The bank recently got €150,000 from the €157,500 sale of Mr Wallace’s M&J Wallace Ltd third Temple Bar apartment and €31,980 in rental income from his firm’s portfolio.
M&J Wallace had owned four Temple Bar apartments when AIB appointed Gerry McInerney of McInerney Saunders of Swords as receiver to certain assets of the company in 2012.
The new documents show that Mr. McInerney recently oversaw the third sale of an M&J Wallace Temple Bar apartment.
To date, Mr. McInerney has realised €695,000 from the sale of the three apartments — the four apartments at 43 East Essex St have an estimated value of €1m.
The documentation shows that AIB received €150,000 in the latest six-month period of the receivership and this followed prior distributions of €303,000, €250,000, and €490,000.

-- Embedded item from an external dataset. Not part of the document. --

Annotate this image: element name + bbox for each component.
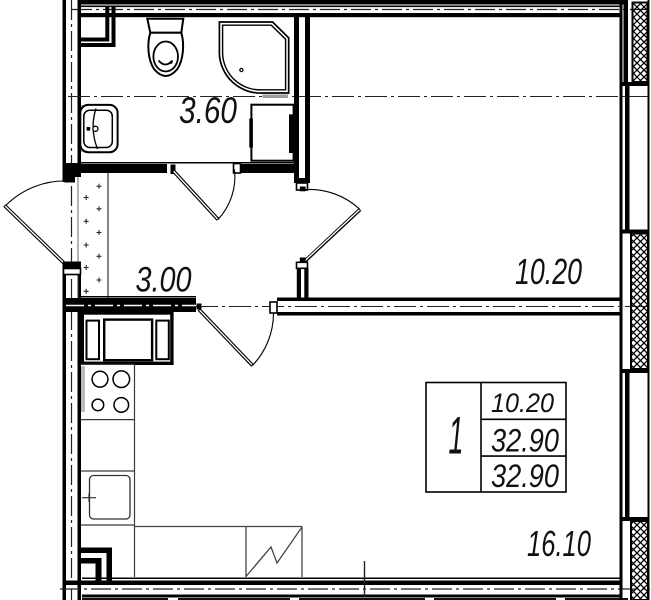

To date, Mr McInerney has received €1.5m in income from the receivership. The apartment at 43 East Sussex St was part of a group of four apartments that once had a value of €2.5m.
In total, during the last six month period from September 25 to March 24 of this year, Mr McInerney received €186,840 made up of €154,860 from the sale of the apartment and €31,980 from rental income.
In 2014, AIB absorbed a major loss on the €4m it lent to Mr Wallace to purchase a site in Dublin.
This followed Mr McInerney securing €510,000 from the sale of the site at Morean Rd, Walkinstown, in Dublin 12. At its peak, Mr Wallace’s construction business was worth €80m.
The filings also show two former M&J Wallace commercial units at No 3 and 6, Quartiere Bloom, Lower Ormond Quay, Dublin 1 are valued at €520,000 with office units at the same address valued at €300,000.
In 2011, ACC Bank appointed its own receivers to a number of other Wallace properties.
In 2012, the Independent Wexford TD admitted under-declaring €1.4m of VAT paid to M&J Wallace.
Mr Wallace has previously said he owes €40m to various banks. These are understood to include Ulster Bank, AIB, and Bank of Scotland Ireland, as well as ACC.